Novel Isothermal Nucleic Acid Amplification Assays for the Detection of Harmful Algal Species in Water and Shellfish Flesh.

Matthew Wilson, University of Southampton, SOES, Southampton, United Kingdom, Jonathan McQuillan, National Oceanography Centre, Ocean Technology and Engineering, Southampton, United Kingdom and Julie Robidart, National Oceanography Centre Southampton, Ocean Technology and Engineering, Southampton, United Kingdom
Abstract:
Harmful algal blooms (HABs) are increasing in frequency and severity in both fresh- and salt-water environments. HABs deplete the water of oxygen and nutrients, and some species produce potent neurotoxins, which can accumulate in aquatic food-webs. Human exposure to HAB toxins through direct contact with contaminated waters, inhalation of aerosols or ingesting of aquatic foodstuffs can lead to a variety of severe ailments including paralytic shellfish poisoning (PSP), diarrhetic shellfish poisoning (DSP), neurotoxic shellfish poisoning (NSP), amnesic shellfish poisoning (ASP), and azaspir acid shellfish poisoning (AZP). The economic impact in the US alone is estimated to be approximately $4.5Bn, annually. An early warning system for HAB species would contribute to an active management system to protect recreational waters, drinking water supplies and fisheries and shellfisheries from HAB-related losses. This could reduce the economic impact of HAB events, and protect human health. Conventional HAB surveillance practices employ multiple techniques including fluorometry, cytometry, microscopy and satellite imaging of ocean colour. Nucleic acid amplification tests (NATs) could complement these methods because they are highly specific for the target species and are particularly suited for automation. The latter enables analysis at the point of sample (POS) and in minimally resourced locations, and will be of particular importance as aquaculture expands into more remote and hazardous, offshore environments. Several isothermal NAT technologies have been developed over the past 30 years that show great promise for POS detection as the simplified thermal requirements and can function at low temperature, reducing instrumentation power and complexity.
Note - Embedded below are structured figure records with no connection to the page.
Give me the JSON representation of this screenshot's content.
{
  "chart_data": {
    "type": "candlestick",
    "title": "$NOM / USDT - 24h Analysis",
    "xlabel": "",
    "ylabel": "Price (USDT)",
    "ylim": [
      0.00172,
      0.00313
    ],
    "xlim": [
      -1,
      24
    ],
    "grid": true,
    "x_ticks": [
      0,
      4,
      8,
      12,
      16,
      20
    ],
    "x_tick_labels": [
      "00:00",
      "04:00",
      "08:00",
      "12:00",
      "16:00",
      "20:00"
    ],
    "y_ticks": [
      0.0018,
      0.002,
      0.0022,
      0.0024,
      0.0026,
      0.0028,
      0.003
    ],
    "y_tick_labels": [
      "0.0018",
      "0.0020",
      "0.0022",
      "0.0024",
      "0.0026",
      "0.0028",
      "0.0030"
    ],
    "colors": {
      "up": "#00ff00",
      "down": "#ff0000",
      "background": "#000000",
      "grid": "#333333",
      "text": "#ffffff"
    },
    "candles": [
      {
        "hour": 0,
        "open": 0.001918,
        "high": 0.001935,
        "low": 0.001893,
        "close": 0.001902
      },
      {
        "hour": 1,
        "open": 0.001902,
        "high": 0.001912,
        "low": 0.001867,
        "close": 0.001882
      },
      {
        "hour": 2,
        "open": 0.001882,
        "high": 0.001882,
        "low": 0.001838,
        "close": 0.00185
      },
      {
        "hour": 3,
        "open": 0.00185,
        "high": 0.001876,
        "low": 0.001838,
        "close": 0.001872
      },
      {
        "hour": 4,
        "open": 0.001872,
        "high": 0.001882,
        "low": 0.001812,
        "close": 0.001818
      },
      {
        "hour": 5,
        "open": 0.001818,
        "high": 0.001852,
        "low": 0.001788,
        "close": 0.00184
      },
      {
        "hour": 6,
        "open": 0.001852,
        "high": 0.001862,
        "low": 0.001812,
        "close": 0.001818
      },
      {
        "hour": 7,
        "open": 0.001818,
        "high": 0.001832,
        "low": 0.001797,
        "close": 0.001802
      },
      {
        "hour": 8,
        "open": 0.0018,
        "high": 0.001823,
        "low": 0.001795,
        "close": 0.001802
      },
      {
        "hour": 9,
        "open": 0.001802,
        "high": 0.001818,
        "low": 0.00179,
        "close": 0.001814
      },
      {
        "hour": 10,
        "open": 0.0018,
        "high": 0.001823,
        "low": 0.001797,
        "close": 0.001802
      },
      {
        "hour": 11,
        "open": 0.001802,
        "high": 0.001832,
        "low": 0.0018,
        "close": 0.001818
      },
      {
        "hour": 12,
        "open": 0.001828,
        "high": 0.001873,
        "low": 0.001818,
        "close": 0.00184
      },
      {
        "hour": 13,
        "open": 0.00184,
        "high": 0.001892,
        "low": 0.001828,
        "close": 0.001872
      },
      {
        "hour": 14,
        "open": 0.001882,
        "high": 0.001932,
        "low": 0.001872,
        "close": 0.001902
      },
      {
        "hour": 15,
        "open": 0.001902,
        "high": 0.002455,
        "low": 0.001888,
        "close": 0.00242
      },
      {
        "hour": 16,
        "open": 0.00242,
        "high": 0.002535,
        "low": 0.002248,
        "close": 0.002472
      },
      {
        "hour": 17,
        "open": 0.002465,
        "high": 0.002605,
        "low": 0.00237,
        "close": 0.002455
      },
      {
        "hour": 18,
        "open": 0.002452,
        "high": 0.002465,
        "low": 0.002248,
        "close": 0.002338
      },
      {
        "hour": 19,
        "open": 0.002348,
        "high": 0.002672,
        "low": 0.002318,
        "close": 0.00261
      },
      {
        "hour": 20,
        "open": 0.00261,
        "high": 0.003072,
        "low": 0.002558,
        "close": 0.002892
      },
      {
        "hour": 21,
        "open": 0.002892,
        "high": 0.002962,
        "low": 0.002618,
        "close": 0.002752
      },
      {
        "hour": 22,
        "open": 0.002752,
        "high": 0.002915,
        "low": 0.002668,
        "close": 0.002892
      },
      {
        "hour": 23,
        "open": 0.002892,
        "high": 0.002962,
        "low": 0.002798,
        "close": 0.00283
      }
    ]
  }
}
Here, several isothermal NAT assays have been developed to detect industry-relevant HABs, including Alexandrium minutum, Lingulodinium polyedra, Karenia brevis and Karenia mikimotoi. The novel methods detect rRNA and species-specific toxin biosynthesis mRNA transcripts in under 30 minutes. The novel assays have been tailored for use with a custom-built hand-held genetic sensor, named the Amplitron, to demonstrate the feasibility of rapid POS detection of HAB species.